The Chinese idiom 重蹈覆辙 (chong2 dao3 fu4 zhe2) advises us (especially if we are young) to be careful to draw lessons from the failure of others in the past and avoid repeating the same mistakes today. It is based on a story about a group of eunuchs during the Eastern Han Dynasty (AD 25-220).
It was a common occurrence during Chinese history for eunuchs in the imperial court to form groups to manipulate and gain undue influence over a ruler. In the court of Emperor Han, the eunuchs were particularly powerful and their actions led to hundreds of officials and ordinary people being imprisoned on the basis of trumped up charges. On hearing this news, the father of the Empress petitioned the Emperor to release those imprisoned. He publicly denounced the eunuchs behaviour and referred to previous occasions wher failure to oppose the eunuchs had led to grievous wrongs to innocent people. He warned the Emperor that failure to learn from these past experiences was likely to result in him following the track of the overturned cart. The Emperor was convinced and released all the prisoners and imprisoned the eunuchs.

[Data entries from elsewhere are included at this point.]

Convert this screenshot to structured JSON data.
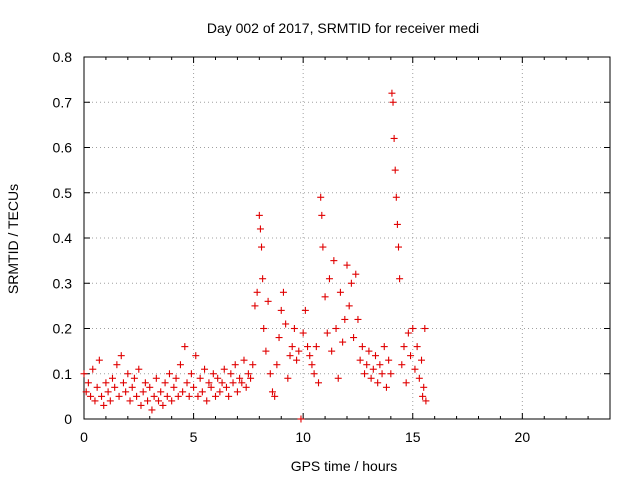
{
  "chart_data": {
    "type": "scatter",
    "title": "Day 002 of 2017, SRMTID for receiver medi",
    "xlabel": "GPS time / hours",
    "ylabel": "SRMTID / TECUs",
    "xlim": [
      0,
      24
    ],
    "ylim": [
      0,
      0.8
    ],
    "xticks": [
      0,
      5,
      10,
      15,
      20
    ],
    "yticks": [
      0,
      0.1,
      0.2,
      0.3,
      0.4,
      0.5,
      0.6,
      0.7,
      0.8
    ],
    "xtick_labels": [
      "0",
      "5",
      "10",
      "15",
      "20"
    ],
    "ytick_labels": [
      "0",
      "0.1",
      "0.2",
      "0.3",
      "0.4",
      "0.5",
      "0.6",
      "0.7",
      "0.8"
    ],
    "grid": true,
    "marker": "+",
    "color": "#e00000",
    "series": [
      {
        "points": [
          [
            0.0,
            0.1
          ],
          [
            0.1,
            0.06
          ],
          [
            0.2,
            0.08
          ],
          [
            0.3,
            0.05
          ],
          [
            0.4,
            0.11
          ],
          [
            0.5,
            0.04
          ],
          [
            0.6,
            0.07
          ],
          [
            0.7,
            0.13
          ],
          [
            0.8,
            0.05
          ],
          [
            0.9,
            0.03
          ],
          [
            1.0,
            0.08
          ],
          [
            1.1,
            0.06
          ],
          [
            1.2,
            0.04
          ],
          [
            1.3,
            0.09
          ],
          [
            1.4,
            0.07
          ],
          [
            1.5,
            0.12
          ],
          [
            1.6,
            0.05
          ],
          [
            1.7,
            0.14
          ],
          [
            1.8,
            0.08
          ],
          [
            1.9,
            0.06
          ],
          [
            2.0,
            0.1
          ],
          [
            2.1,
            0.04
          ],
          [
            2.2,
            0.07
          ],
          [
            2.3,
            0.09
          ],
          [
            2.4,
            0.05
          ],
          [
            2.5,
            0.11
          ],
          [
            2.6,
            0.03
          ],
          [
            2.7,
            0.06
          ],
          [
            2.8,
            0.08
          ],
          [
            2.9,
            0.04
          ],
          [
            3.0,
            0.07
          ],
          [
            3.1,
            0.02
          ],
          [
            3.2,
            0.05
          ],
          [
            3.3,
            0.09
          ],
          [
            3.4,
            0.04
          ],
          [
            3.5,
            0.06
          ],
          [
            3.6,
            0.03
          ],
          [
            3.7,
            0.08
          ],
          [
            3.8,
            0.05
          ],
          [
            3.9,
            0.1
          ],
          [
            4.0,
            0.04
          ],
          [
            4.1,
            0.07
          ],
          [
            4.2,
            0.09
          ],
          [
            4.3,
            0.05
          ],
          [
            4.4,
            0.12
          ],
          [
            4.5,
            0.06
          ],
          [
            4.6,
            0.16
          ],
          [
            4.7,
            0.08
          ],
          [
            4.8,
            0.05
          ],
          [
            4.9,
            0.1
          ],
          [
            5.0,
            0.07
          ],
          [
            5.1,
            0.14
          ],
          [
            5.2,
            0.05
          ],
          [
            5.3,
            0.09
          ],
          [
            5.4,
            0.06
          ],
          [
            5.5,
            0.11
          ],
          [
            5.6,
            0.04
          ],
          [
            5.7,
            0.08
          ],
          [
            5.8,
            0.07
          ],
          [
            5.9,
            0.1
          ],
          [
            6.0,
            0.05
          ],
          [
            6.1,
            0.09
          ],
          [
            6.2,
            0.06
          ],
          [
            6.3,
            0.08
          ],
          [
            6.4,
            0.11
          ],
          [
            6.5,
            0.07
          ],
          [
            6.6,
            0.05
          ],
          [
            6.7,
            0.1
          ],
          [
            6.8,
            0.08
          ],
          [
            6.9,
            0.12
          ],
          [
            7.0,
            0.06
          ],
          [
            7.1,
            0.09
          ],
          [
            7.2,
            0.08
          ],
          [
            7.3,
            0.13
          ],
          [
            7.4,
            0.07
          ],
          [
            7.5,
            0.1
          ],
          [
            7.6,
            0.09
          ],
          [
            7.7,
            0.12
          ],
          [
            7.8,
            0.25
          ],
          [
            7.9,
            0.28
          ],
          [
            8.0,
            0.45
          ],
          [
            8.05,
            0.42
          ],
          [
            8.1,
            0.38
          ],
          [
            8.15,
            0.31
          ],
          [
            8.2,
            0.2
          ],
          [
            8.3,
            0.15
          ],
          [
            8.4,
            0.26
          ],
          [
            8.5,
            0.1
          ],
          [
            8.6,
            0.06
          ],
          [
            8.7,
            0.05
          ],
          [
            8.8,
            0.12
          ],
          [
            8.9,
            0.18
          ],
          [
            9.0,
            0.24
          ],
          [
            9.1,
            0.28
          ],
          [
            9.2,
            0.21
          ],
          [
            9.3,
            0.09
          ],
          [
            9.4,
            0.14
          ],
          [
            9.5,
            0.16
          ],
          [
            9.6,
            0.2
          ],
          [
            9.7,
            0.13
          ],
          [
            9.8,
            0.15
          ],
          [
            9.9,
            0.0
          ],
          [
            10.0,
            0.19
          ],
          [
            10.1,
            0.24
          ],
          [
            10.2,
            0.16
          ],
          [
            10.3,
            0.14
          ],
          [
            10.4,
            0.12
          ],
          [
            10.5,
            0.1
          ],
          [
            10.6,
            0.16
          ],
          [
            10.7,
            0.08
          ],
          [
            10.8,
            0.49
          ],
          [
            10.85,
            0.45
          ],
          [
            10.9,
            0.38
          ],
          [
            11.0,
            0.27
          ],
          [
            11.1,
            0.19
          ],
          [
            11.2,
            0.31
          ],
          [
            11.3,
            0.15
          ],
          [
            11.4,
            0.35
          ],
          [
            11.5,
            0.2
          ],
          [
            11.6,
            0.09
          ],
          [
            11.7,
            0.28
          ],
          [
            11.8,
            0.17
          ],
          [
            11.9,
            0.22
          ],
          [
            12.0,
            0.34
          ],
          [
            12.1,
            0.25
          ],
          [
            12.2,
            0.3
          ],
          [
            12.3,
            0.18
          ],
          [
            12.4,
            0.32
          ],
          [
            12.5,
            0.22
          ],
          [
            12.6,
            0.13
          ],
          [
            12.7,
            0.16
          ],
          [
            12.8,
            0.1
          ],
          [
            12.9,
            0.12
          ],
          [
            13.0,
            0.15
          ],
          [
            13.1,
            0.09
          ],
          [
            13.2,
            0.11
          ],
          [
            13.3,
            0.14
          ],
          [
            13.4,
            0.08
          ],
          [
            13.5,
            0.12
          ],
          [
            13.6,
            0.1
          ],
          [
            13.7,
            0.16
          ],
          [
            13.8,
            0.07
          ],
          [
            13.9,
            0.13
          ],
          [
            14.0,
            0.1
          ],
          [
            14.05,
            0.72
          ],
          [
            14.1,
            0.7
          ],
          [
            14.15,
            0.62
          ],
          [
            14.2,
            0.55
          ],
          [
            14.25,
            0.49
          ],
          [
            14.3,
            0.43
          ],
          [
            14.35,
            0.38
          ],
          [
            14.4,
            0.31
          ],
          [
            14.5,
            0.12
          ],
          [
            14.6,
            0.16
          ],
          [
            14.7,
            0.08
          ],
          [
            14.8,
            0.19
          ],
          [
            14.9,
            0.14
          ],
          [
            15.0,
            0.2
          ],
          [
            15.1,
            0.11
          ],
          [
            15.2,
            0.16
          ],
          [
            15.3,
            0.09
          ],
          [
            15.4,
            0.13
          ],
          [
            15.5,
            0.07
          ],
          [
            15.6,
            0.04
          ],
          [
            15.55,
            0.2
          ],
          [
            15.45,
            0.05
          ]
        ]
      }
    ]
  }
}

The English idiom follow the same road to ruin encapsulates a similar moral.
Some say that we actually never learn from the past and are destined to make the same mistakes again and again. In support of this, one may, for example, point to the repeated genocides during the last century (Germany, then Cambodia, then Serbia and so on). However, I am more optimistic and see improvements in the way the global community responds to these scenarios - improvements that explicitly acknowledge the mistakes of the past.